Apple has faced criticism about their commitment to data privacy for many years. Their shaky record has been a concern for experts in the field given the many millions of users who use their products every day. While changes have been made, the question remains, does Apple truly value data privacy? We take a closer look to see just how seriously they treat those concerns today.
What problems have Apple had with data privacy?
Perhaps most notoriously in 2014 hackers breached iCloud security to steal and leak thousands of personal celebrity photos. A hacking script was able to find the right username and password combinations using multiple attempts, with Apple not placing any limitations on the number of queries allowed, so the hackers could keep on trying until they found the right one.
Over the years there have also been a number of privacy issues highlighted by users before Apple were even aware of them. For example, in February 2019 Google researchers informed Apple that hackers could embed malware on iPhones after visiting certain websites – an issue that had existed for two years.
More recently, in November 2020, concerns were raised about the privacy of their new macOS Big Sur. Many users struggled to download and install the operating system, with iMessage and Apple Pay also going down. Perhaps more seriously, users of macOS Catalina and earlier systems experienced performance issues.
Renowned security researcher, Jeffrey Paul, dug deeper into the issues to find that data being sent back to Apple’s OCSP server was not encrypted and could possibly be intercepted by third parties. Apple did quickly respond to this and said that these concerns will be dealt with in the near future.
If you wish to ask the company to delete personal data held on their servers, visit Apple’s Data and Privacy center, sign in and follow the prompts to delete your account.
What data protections do Apple currently have in place?
Only the owner of the device (or if they share the data) has access to an Apple device. This can be done either using a six-digit passcode, Touch ID (fingerprint tech) or Face ID (facial recognition tech).
Data is not sold on
Apple says that any personal information stored on their servers – be it a photo, use of Siri or searching for directions – will not be sold to third parties.
Apple Pay protection
If a debit or credit card is used with Apple Pay, the company says transaction details cannot be tied back to the individual, so no historical record of purchases can be made. Information stored about Apple Pay Cash users is stated as only being stored to fight fraud, support troubleshooting and for regulatory reasons. Any credit card information stored on the device is ‘sealed’ away from other areas.
Apple uses something called ‘Differential Privacy’ which involves the scrambling of data so it is mixed in with that of millions of other users. The goal is to create ‘general patterns’ rather than specific details that can be linked to an individual. Apple says this is used to identify the popularity of certain features like emojis and QuickType suggestions (predictive text) and Safari energy consumption rates.

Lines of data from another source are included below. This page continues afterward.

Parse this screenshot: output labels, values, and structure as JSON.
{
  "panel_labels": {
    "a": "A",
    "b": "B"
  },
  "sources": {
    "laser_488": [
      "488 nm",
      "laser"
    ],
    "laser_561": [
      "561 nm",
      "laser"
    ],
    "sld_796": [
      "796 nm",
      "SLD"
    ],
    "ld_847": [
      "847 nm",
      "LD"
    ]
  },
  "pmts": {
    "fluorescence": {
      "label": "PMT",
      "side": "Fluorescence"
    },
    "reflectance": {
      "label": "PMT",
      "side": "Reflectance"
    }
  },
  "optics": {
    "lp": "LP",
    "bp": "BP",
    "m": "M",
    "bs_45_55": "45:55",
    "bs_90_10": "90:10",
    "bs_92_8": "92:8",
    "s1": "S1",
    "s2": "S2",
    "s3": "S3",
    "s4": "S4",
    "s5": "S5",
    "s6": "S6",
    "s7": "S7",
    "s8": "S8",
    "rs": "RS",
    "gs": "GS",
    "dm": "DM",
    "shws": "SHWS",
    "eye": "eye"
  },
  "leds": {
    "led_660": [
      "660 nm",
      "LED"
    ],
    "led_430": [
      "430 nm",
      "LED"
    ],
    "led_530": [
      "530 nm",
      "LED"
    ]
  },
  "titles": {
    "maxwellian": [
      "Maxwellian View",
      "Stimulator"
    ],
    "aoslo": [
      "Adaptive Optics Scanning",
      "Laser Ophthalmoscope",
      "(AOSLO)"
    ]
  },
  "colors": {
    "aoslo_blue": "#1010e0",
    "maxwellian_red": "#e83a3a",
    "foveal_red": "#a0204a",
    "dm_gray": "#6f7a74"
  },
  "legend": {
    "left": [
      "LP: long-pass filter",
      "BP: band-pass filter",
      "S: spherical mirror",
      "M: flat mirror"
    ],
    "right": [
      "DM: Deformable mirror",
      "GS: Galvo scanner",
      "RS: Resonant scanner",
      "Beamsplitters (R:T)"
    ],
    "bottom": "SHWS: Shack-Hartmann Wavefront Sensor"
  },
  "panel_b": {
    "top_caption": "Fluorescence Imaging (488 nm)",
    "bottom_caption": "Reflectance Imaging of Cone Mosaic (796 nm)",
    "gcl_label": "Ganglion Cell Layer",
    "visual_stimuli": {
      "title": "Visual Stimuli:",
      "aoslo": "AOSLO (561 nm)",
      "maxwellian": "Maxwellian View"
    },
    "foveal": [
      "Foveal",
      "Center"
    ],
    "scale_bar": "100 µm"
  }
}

Apple says that any data sent or stored is encrypted, such as iMessages and FaceTime calls. They also say this applies to security data such as Face ID and Touch ID, which are also encrypted and stored in a Secure Enclave on the device (meaning it is isolated away from the main processor). This is meant to ensure apps and iOS cannot access it and the information is not retained on Apple servers or on iCloud.
What are the concerns about Apple’s data privacy?
Unfortunately, there may still be some cause for concern. In November 2020 an Austrian consumer rights activist called Max Schrems brought a case against Apple claiming that privacy regulations are violated by the use of an iPhone generated ID that allows advertisers to track users.
Of course, Apple faces lawsuits all the time, but Mr. Schrems is perhaps one worth listening to. In July 2020, he was responsible for a landmark ruling against Facebook that restricted the sending of data from EU states back to the US, ensuring data protection authorities complied with GDPR laws.
Mr. Schrems’ complaint against Apple says that the IDFA (Identifier for Advertisers) used on iPhones can be manipulated by advertisers to track advertisers and target them for personalized ads. The IDFA is supposed to improve privacy by preventing companies from using other means of tracking users, with the IDFA able to be reset at any time by the individual.
The argument being made, however, is that generating even a single IDFA breaches GDPR laws, as while the user has control over which apps can access it and whether or not it is reset, they are not aware it has been created in the first place. GDPR laws forbid external tracking without the explicit consent of the individual, an option Mr. Schrems argues is not being provided.
Many of the privacy policies listed in this article were updated by Apple in late 2020. It appears they have started to address many of the long-held concerns about their commitment to privacy with the beefing up of their policies. However, as the latest advertising case suggests, there are still some concerns about the amount of tracking of users being granted to advertisers.
In many respects, choosing to put faith in Apple to keep to their promises is very much down to individuals. There will be those who will continue to believe they cannot be trusted, those who believe the company has changed, and others who will barely give a second thought to the protection of their personal data. Regardless, Apple’s commitment to data privacy will continue to be closely scrutinized and monitored.